Karaga Festival: Hindu-Muslim Communities Gear Up To Celebrate Amidst Communal Tensions

With a legacy spanning over 300 years, the Karaga festival is one of the oldest traditions in the state of Karnataka. It is all set take place from April 8 to April 18 this year, and will conclude with a night-long procession, which was cancelled the prior 2 years owing to the raging COVID cases during the pandemic.

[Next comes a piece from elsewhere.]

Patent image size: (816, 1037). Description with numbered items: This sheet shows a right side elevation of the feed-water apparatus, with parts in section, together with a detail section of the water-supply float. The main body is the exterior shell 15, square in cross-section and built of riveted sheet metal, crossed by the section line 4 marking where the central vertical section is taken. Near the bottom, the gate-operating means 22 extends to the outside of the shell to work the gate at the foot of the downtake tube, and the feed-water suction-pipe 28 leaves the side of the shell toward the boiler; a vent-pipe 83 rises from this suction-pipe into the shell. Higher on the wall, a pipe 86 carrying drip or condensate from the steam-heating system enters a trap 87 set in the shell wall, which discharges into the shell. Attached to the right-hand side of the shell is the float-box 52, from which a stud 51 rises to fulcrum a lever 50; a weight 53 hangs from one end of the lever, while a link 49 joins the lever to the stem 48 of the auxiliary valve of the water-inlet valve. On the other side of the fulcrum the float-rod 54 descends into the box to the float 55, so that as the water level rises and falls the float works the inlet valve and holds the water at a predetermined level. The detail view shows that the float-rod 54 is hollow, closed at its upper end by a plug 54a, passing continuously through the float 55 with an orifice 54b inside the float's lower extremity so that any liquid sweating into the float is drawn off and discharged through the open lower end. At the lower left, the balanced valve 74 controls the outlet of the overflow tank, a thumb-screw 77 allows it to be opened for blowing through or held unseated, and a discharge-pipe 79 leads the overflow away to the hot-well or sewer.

Bengaluru is gearing up to celebrate the annual festival, which has served as a symbol of unity and integrity between Hindus and Muslims.
Despite Karnataka’s communal tensions at the moment, the Karaga Utsava Samithi (Karaga Festival Committee) has said that all traditions would be upheld at the Karaga festival no matter what.

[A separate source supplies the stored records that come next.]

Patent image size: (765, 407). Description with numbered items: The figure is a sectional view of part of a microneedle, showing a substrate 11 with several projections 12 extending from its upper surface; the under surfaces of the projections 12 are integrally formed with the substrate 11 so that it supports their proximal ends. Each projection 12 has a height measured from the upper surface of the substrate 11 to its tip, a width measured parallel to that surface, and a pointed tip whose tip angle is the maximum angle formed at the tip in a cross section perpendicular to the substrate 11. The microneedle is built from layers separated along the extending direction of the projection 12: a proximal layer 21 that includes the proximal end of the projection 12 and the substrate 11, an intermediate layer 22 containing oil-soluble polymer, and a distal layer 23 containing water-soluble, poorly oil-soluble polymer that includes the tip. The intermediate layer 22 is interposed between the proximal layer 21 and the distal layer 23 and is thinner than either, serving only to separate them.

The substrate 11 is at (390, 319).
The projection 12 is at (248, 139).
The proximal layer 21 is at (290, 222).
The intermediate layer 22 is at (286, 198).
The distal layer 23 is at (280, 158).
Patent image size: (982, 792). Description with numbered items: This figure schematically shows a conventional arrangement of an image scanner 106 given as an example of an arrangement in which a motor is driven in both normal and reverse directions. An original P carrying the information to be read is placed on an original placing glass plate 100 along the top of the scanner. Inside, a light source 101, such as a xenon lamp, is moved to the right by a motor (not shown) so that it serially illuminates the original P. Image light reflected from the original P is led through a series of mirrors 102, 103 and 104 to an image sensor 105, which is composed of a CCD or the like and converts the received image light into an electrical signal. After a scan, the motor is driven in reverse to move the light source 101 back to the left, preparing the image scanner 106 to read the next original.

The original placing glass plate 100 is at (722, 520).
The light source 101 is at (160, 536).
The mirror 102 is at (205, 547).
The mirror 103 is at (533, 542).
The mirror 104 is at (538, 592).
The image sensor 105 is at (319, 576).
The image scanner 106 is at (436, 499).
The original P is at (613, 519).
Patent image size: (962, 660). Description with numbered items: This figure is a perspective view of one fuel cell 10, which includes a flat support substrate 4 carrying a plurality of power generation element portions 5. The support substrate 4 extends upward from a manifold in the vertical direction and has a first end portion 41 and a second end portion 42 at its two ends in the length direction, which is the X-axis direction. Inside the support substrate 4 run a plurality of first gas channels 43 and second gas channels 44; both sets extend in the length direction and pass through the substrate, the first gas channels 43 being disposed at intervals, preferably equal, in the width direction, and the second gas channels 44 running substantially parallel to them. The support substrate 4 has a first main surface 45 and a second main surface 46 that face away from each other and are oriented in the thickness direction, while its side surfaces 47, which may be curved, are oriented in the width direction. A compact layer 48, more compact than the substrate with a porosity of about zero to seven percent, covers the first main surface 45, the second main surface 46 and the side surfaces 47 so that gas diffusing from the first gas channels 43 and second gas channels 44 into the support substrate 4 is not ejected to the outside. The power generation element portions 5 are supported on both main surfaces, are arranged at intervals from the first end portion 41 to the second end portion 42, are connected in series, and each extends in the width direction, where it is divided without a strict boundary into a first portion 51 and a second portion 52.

A delegation of Muslim religious leaders and moulvis gathered to the Sri Dharmaraya Swamy temple on Thursday to bless Karaga Utsava Samithi members as part of the celebrations, as is customary. They invited the committee to lead the procession to the Mastaan Saab Dargah in Bengaluru’s Balepet neighbourhood.

Satish, President of the Karaga Utsava Samithi, declared that the event will be held in the same manner as before, with no changes. The procession would march to the Mastaan Saab Dargah in Balepet, as has been the custom for centuries. “Mastaan Saab Dargah’s moulvi had come to the temple and spoken about it,” he explained.

Uday Garudachar, a BJP MLA, has also expressed his support for preserving the Hindu-Muslim unity customs. “The question has surfaced regarding whether the Karaga procession should go to Mastaan Saab dargah or not.   This tradition has been followed for hundreds of years, and it should be maintained,” he remarked.

MLA Garudachar also claimed that as a Hindu, he will participate in the Karaga procession to Mastaan Saab Dargah. The Dargah’s administration is also prepared for the worshipping of the Karaga deity. He went on to say that India is a secular country where no attempt should be made to disturb the peace and unity.

For nine days, the Karaga festival is conducted at Bengaluru’s Shri Dharmarayaswamy temple. On Karaga day, just after sunset, a priest dressed in feminine clothing leads a dazzling parade. Hundreds of thigalars, a warrior community, including youngsters, will march in the parade, their swords blazing. On their heads, women and devotees hold clay pots.

The priest leads the procession while carrying a pyramid bedazzled with flowers. At the Mastaan Saab dargah, the procession pays a visit to the tomb of an 18th century Muslim saint. Every year, the Karaga festival commemorates Draupadi’s homecoming in the guise of Adishakthi.

Due to the high risk element during the pandemic, the Karaga celebrations had been kept low-key for the past two years, with no mass gathering or procession. However, as they prepare to return to a full-fledged celebration this year, this emblem of communal togetherness has arrived at the perfect time. As the state of Karnataka battles with a troubling rift between the Hindu and Muslim populations amid hijab, halal debates, and cries for violence, Bengaluru is gearing up for a celebration that has stood for harmony between these communities for over 300 years.